2. Recognize, reduce and redistribute unpaid care work.
• Governments should invest in public services and infrastructure which reduces and redistributes unpaid care work, including universal free public healthcare, social care, child care, water and sanitation, and education services.
• Governments and International Finance Institutions should include unpaid care work as part of their economic development strategies.
• Governments and businesses should recognize women’s greater responsibility for unpaid care work and help to reduce the proportion borne by women through providing child, dependent adult, and elderly care and paid family and medical leave, flexible working hours and paid parental leave.
• Governments should promote the redistribution of unpaid care work through policies that encourage men to do their fair share of this work. These include flexible working and parental leave for both parents. Social norms on the gender distribution of care work should also be challenged, for example through advertising or public campaigns.
• Governments and international institutions should collect better data on the distribution of unpaid care work and its contribution to the overall economy. Governments should maximize fiscal space for women’s economic empowerment, through progressive and gender sensitive tax policies. They should crack down on tax dodging by rich corporations and individuals; raise taxes on the richest and reduce them on the poorest; and use these additional revenues to invest in public services.
3. Support women’s voices – in labor and feminist movements, collective enterprise, and political participation and leadership.
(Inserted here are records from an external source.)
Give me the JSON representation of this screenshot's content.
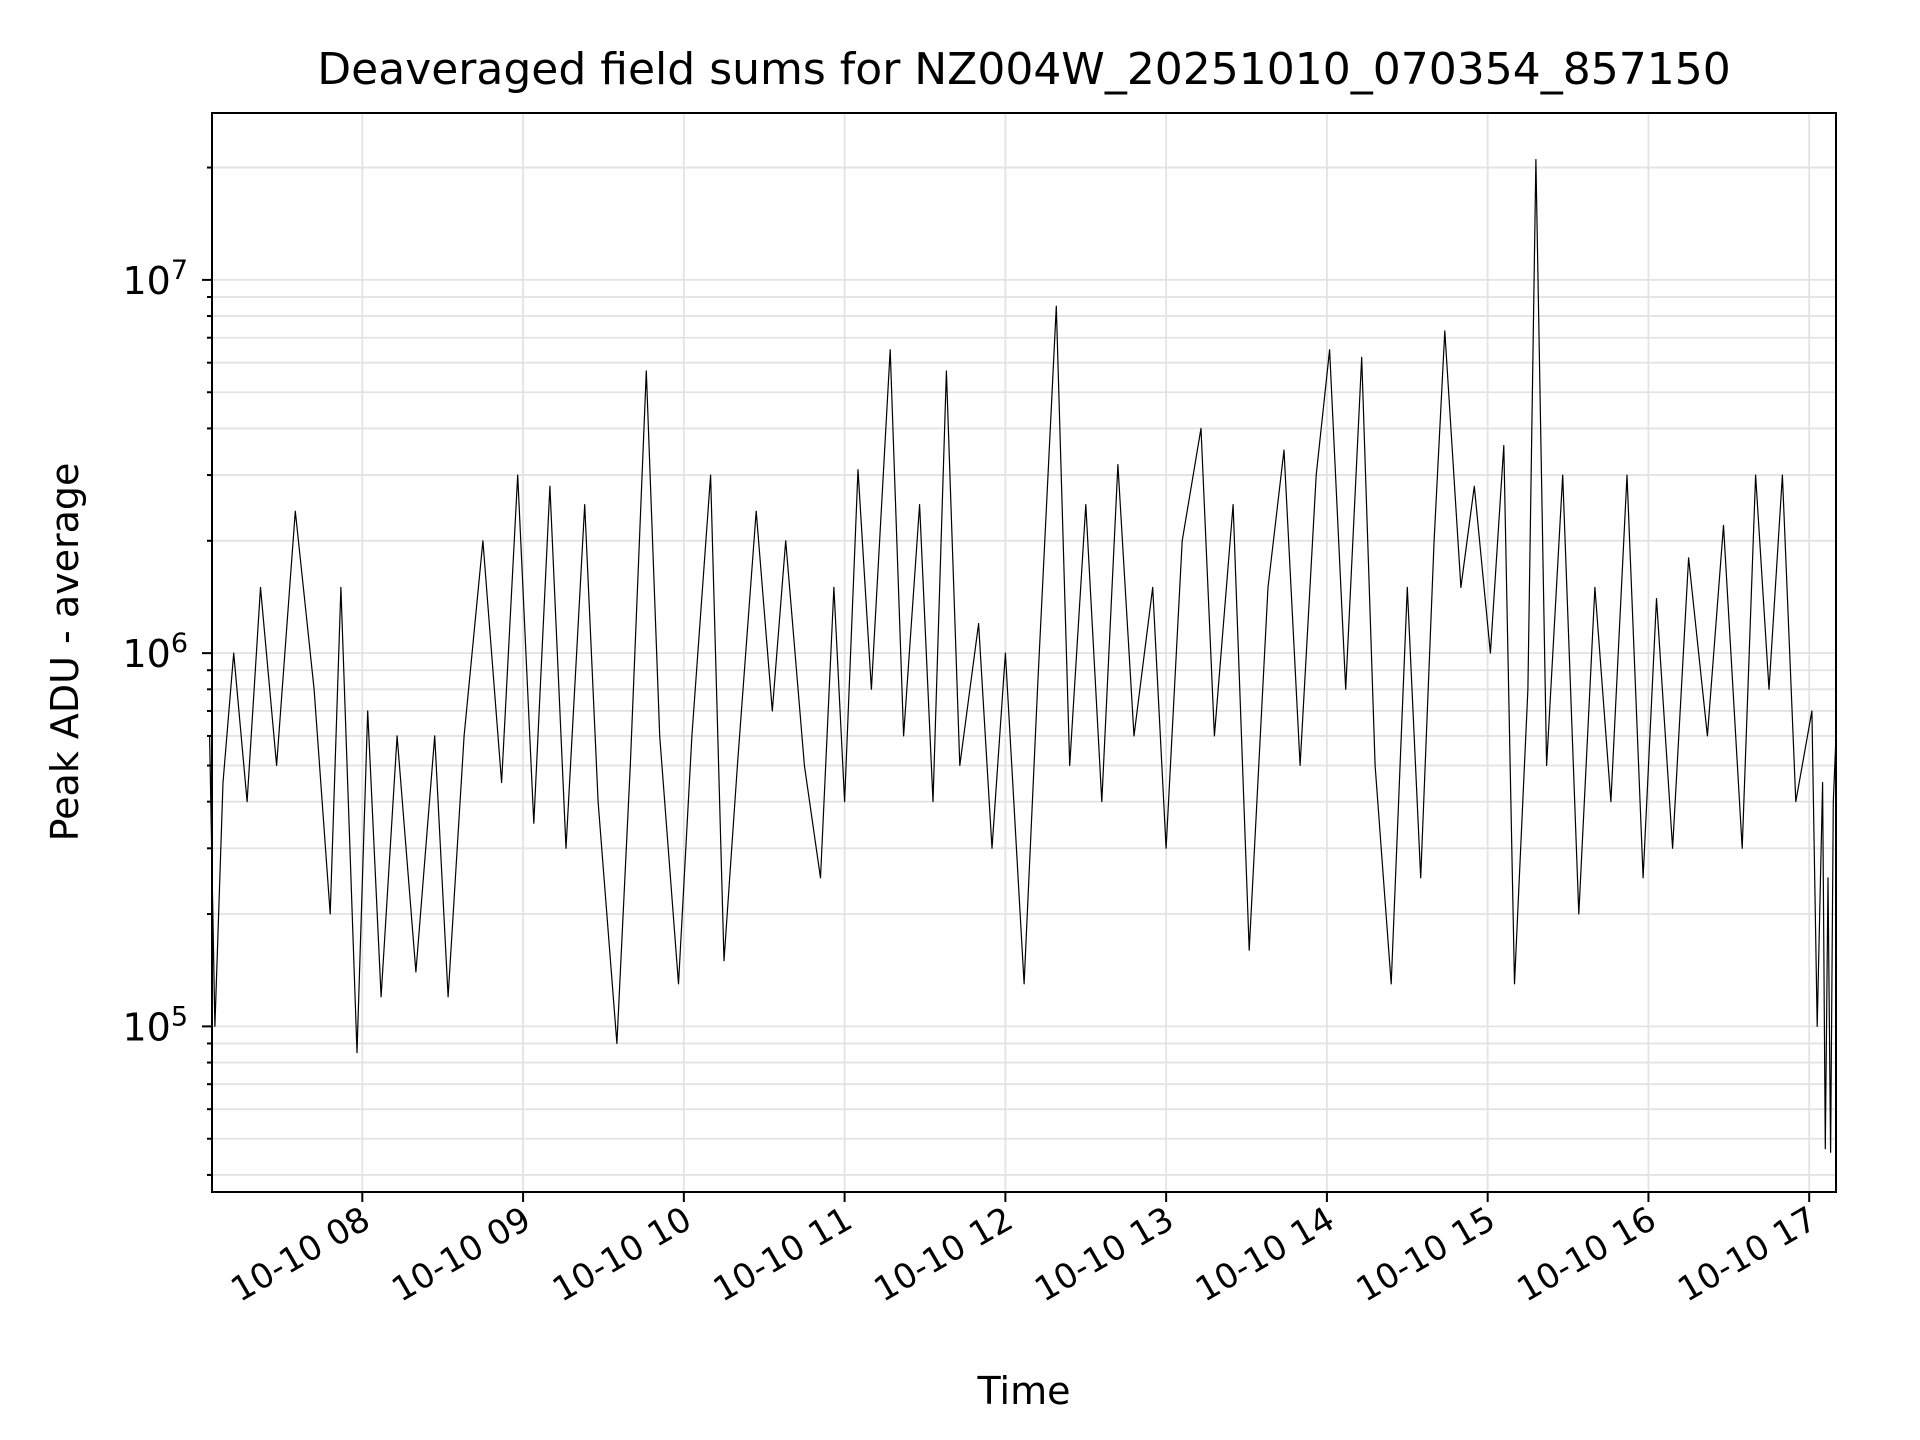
{
  "chart_data": {
    "type": "line",
    "title": "Deaveraged field sums for NZ004W_20251010_070354_857150",
    "xlabel": "Time",
    "ylabel": "Peak ADU - average",
    "yscale": "log",
    "grid": true,
    "xlim": [
      "2025-10-10T07:03:54",
      "2025-10-10T17:10:00"
    ],
    "ylim": [
      36000,
      28000000
    ],
    "x_tick_labels": [
      "10-10 08",
      "10-10 09",
      "10-10 10",
      "10-10 11",
      "10-10 12",
      "10-10 13",
      "10-10 14",
      "10-10 15",
      "10-10 16",
      "10-10 17"
    ],
    "x_ticks": [
      "2025-10-10T08:00",
      "2025-10-10T09:00",
      "2025-10-10T10:00",
      "2025-10-10T11:00",
      "2025-10-10T12:00",
      "2025-10-10T13:00",
      "2025-10-10T14:00",
      "2025-10-10T15:00",
      "2025-10-10T16:00",
      "2025-10-10T17:00"
    ],
    "y_ticks": [
      100000,
      1000000,
      10000000
    ],
    "y_tick_labels": [
      {
        "base": "10",
        "exp": "5"
      },
      {
        "base": "10",
        "exp": "6"
      },
      {
        "base": "10",
        "exp": "7"
      }
    ],
    "series": [
      {
        "color": "#000000",
        "points": [
          [
            "2025-10-10T07:03",
            600000
          ],
          [
            "2025-10-10T07:05",
            100000
          ],
          [
            "2025-10-10T07:08",
            450000
          ],
          [
            "2025-10-10T07:12",
            1000000
          ],
          [
            "2025-10-10T07:17",
            400000
          ],
          [
            "2025-10-10T07:22",
            1500000
          ],
          [
            "2025-10-10T07:28",
            500000
          ],
          [
            "2025-10-10T07:35",
            2400000
          ],
          [
            "2025-10-10T07:42",
            800000
          ],
          [
            "2025-10-10T07:48",
            200000
          ],
          [
            "2025-10-10T07:52",
            1500000
          ],
          [
            "2025-10-10T07:58",
            85000
          ],
          [
            "2025-10-10T08:02",
            700000
          ],
          [
            "2025-10-10T08:07",
            120000
          ],
          [
            "2025-10-10T08:13",
            600000
          ],
          [
            "2025-10-10T08:20",
            140000
          ],
          [
            "2025-10-10T08:27",
            600000
          ],
          [
            "2025-10-10T08:32",
            120000
          ],
          [
            "2025-10-10T08:38",
            600000
          ],
          [
            "2025-10-10T08:45",
            2000000
          ],
          [
            "2025-10-10T08:52",
            450000
          ],
          [
            "2025-10-10T08:58",
            3000000
          ],
          [
            "2025-10-10T09:04",
            350000
          ],
          [
            "2025-10-10T09:10",
            2800000
          ],
          [
            "2025-10-10T09:16",
            300000
          ],
          [
            "2025-10-10T09:23",
            2500000
          ],
          [
            "2025-10-10T09:28",
            400000
          ],
          [
            "2025-10-10T09:35",
            90000
          ],
          [
            "2025-10-10T09:40",
            500000
          ],
          [
            "2025-10-10T09:46",
            5700000
          ],
          [
            "2025-10-10T09:51",
            600000
          ],
          [
            "2025-10-10T09:58",
            130000
          ],
          [
            "2025-10-10T10:03",
            600000
          ],
          [
            "2025-10-10T10:10",
            3000000
          ],
          [
            "2025-10-10T10:15",
            150000
          ],
          [
            "2025-10-10T10:20",
            500000
          ],
          [
            "2025-10-10T10:27",
            2400000
          ],
          [
            "2025-10-10T10:33",
            700000
          ],
          [
            "2025-10-10T10:38",
            2000000
          ],
          [
            "2025-10-10T10:45",
            500000
          ],
          [
            "2025-10-10T10:51",
            250000
          ],
          [
            "2025-10-10T10:56",
            1500000
          ],
          [
            "2025-10-10T11:00",
            400000
          ],
          [
            "2025-10-10T11:05",
            3100000
          ],
          [
            "2025-10-10T11:10",
            800000
          ],
          [
            "2025-10-10T11:17",
            6500000
          ],
          [
            "2025-10-10T11:22",
            600000
          ],
          [
            "2025-10-10T11:28",
            2500000
          ],
          [
            "2025-10-10T11:33",
            400000
          ],
          [
            "2025-10-10T11:38",
            5700000
          ],
          [
            "2025-10-10T11:43",
            500000
          ],
          [
            "2025-10-10T11:50",
            1200000
          ],
          [
            "2025-10-10T11:55",
            300000
          ],
          [
            "2025-10-10T12:00",
            1000000
          ],
          [
            "2025-10-10T12:07",
            130000
          ],
          [
            "2025-10-10T12:12",
            800000
          ],
          [
            "2025-10-10T12:19",
            8500000
          ],
          [
            "2025-10-10T12:24",
            500000
          ],
          [
            "2025-10-10T12:30",
            2500000
          ],
          [
            "2025-10-10T12:36",
            400000
          ],
          [
            "2025-10-10T12:42",
            3200000
          ],
          [
            "2025-10-10T12:48",
            600000
          ],
          [
            "2025-10-10T12:55",
            1500000
          ],
          [
            "2025-10-10T13:00",
            300000
          ],
          [
            "2025-10-10T13:06",
            2000000
          ],
          [
            "2025-10-10T13:13",
            4000000
          ],
          [
            "2025-10-10T13:18",
            600000
          ],
          [
            "2025-10-10T13:25",
            2500000
          ],
          [
            "2025-10-10T13:31",
            160000
          ],
          [
            "2025-10-10T13:38",
            1500000
          ],
          [
            "2025-10-10T13:44",
            3500000
          ],
          [
            "2025-10-10T13:50",
            500000
          ],
          [
            "2025-10-10T13:56",
            3000000
          ],
          [
            "2025-10-10T14:01",
            6500000
          ],
          [
            "2025-10-10T14:07",
            800000
          ],
          [
            "2025-10-10T14:13",
            6200000
          ],
          [
            "2025-10-10T14:18",
            500000
          ],
          [
            "2025-10-10T14:24",
            130000
          ],
          [
            "2025-10-10T14:30",
            1500000
          ],
          [
            "2025-10-10T14:35",
            250000
          ],
          [
            "2025-10-10T14:40",
            2000000
          ],
          [
            "2025-10-10T14:44",
            7300000
          ],
          [
            "2025-10-10T14:50",
            1500000
          ],
          [
            "2025-10-10T14:55",
            2800000
          ],
          [
            "2025-10-10T15:01",
            1000000
          ],
          [
            "2025-10-10T15:06",
            3600000
          ],
          [
            "2025-10-10T15:10",
            130000
          ],
          [
            "2025-10-10T15:15",
            800000
          ],
          [
            "2025-10-10T15:18",
            21000000
          ],
          [
            "2025-10-10T15:22",
            500000
          ],
          [
            "2025-10-10T15:28",
            3000000
          ],
          [
            "2025-10-10T15:34",
            200000
          ],
          [
            "2025-10-10T15:40",
            1500000
          ],
          [
            "2025-10-10T15:46",
            400000
          ],
          [
            "2025-10-10T15:52",
            3000000
          ],
          [
            "2025-10-10T15:58",
            250000
          ],
          [
            "2025-10-10T16:03",
            1400000
          ],
          [
            "2025-10-10T16:09",
            300000
          ],
          [
            "2025-10-10T16:15",
            1800000
          ],
          [
            "2025-10-10T16:22",
            600000
          ],
          [
            "2025-10-10T16:28",
            2200000
          ],
          [
            "2025-10-10T16:35",
            300000
          ],
          [
            "2025-10-10T16:40",
            3000000
          ],
          [
            "2025-10-10T16:45",
            800000
          ],
          [
            "2025-10-10T16:50",
            3000000
          ],
          [
            "2025-10-10T16:55",
            400000
          ],
          [
            "2025-10-10T17:01",
            700000
          ],
          [
            "2025-10-10T17:03",
            100000
          ],
          [
            "2025-10-10T17:05",
            450000
          ],
          [
            "2025-10-10T17:06",
            47000
          ],
          [
            "2025-10-10T17:07",
            250000
          ],
          [
            "2025-10-10T17:08",
            46000
          ],
          [
            "2025-10-10T17:09",
            400000
          ],
          [
            "2025-10-10T17:10",
            600000
          ]
        ]
      }
    ]
  }
}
• Governments should adopt gender budgeting approaches that systematically involve women’s organizations and civil society, to provide proper scrutiny and fully assess the impact of economic policies on women and girls. They should support the training of organizations and women in this area and improve data collection that would enable it.
• Governments, international institutions and civil society should provide increased, accessible funding to women’s organizations to enable them to consistently and effectively raise the concerns of women, in government, civil society and corporate sector spaces.
• Governments should ensure laws are in place that protect the rights of women workers to unionize and strike, and rescind laws in opposition to those rights.
• All actors should support women’s collective enterprises and cooperatives, including through providing training and integrating them fairly into supply chains.
• Governments and civil society should implement policies to promote women’s political participation and leadership. Governments, business and civil society should recognize the danger that confronts women advocating for women’s rights. They should establish effective measures to ensure that women human rights defenders, including trade unionists, enjoy full protection and a safe environment in which to carry out their actions without fear of reprisal.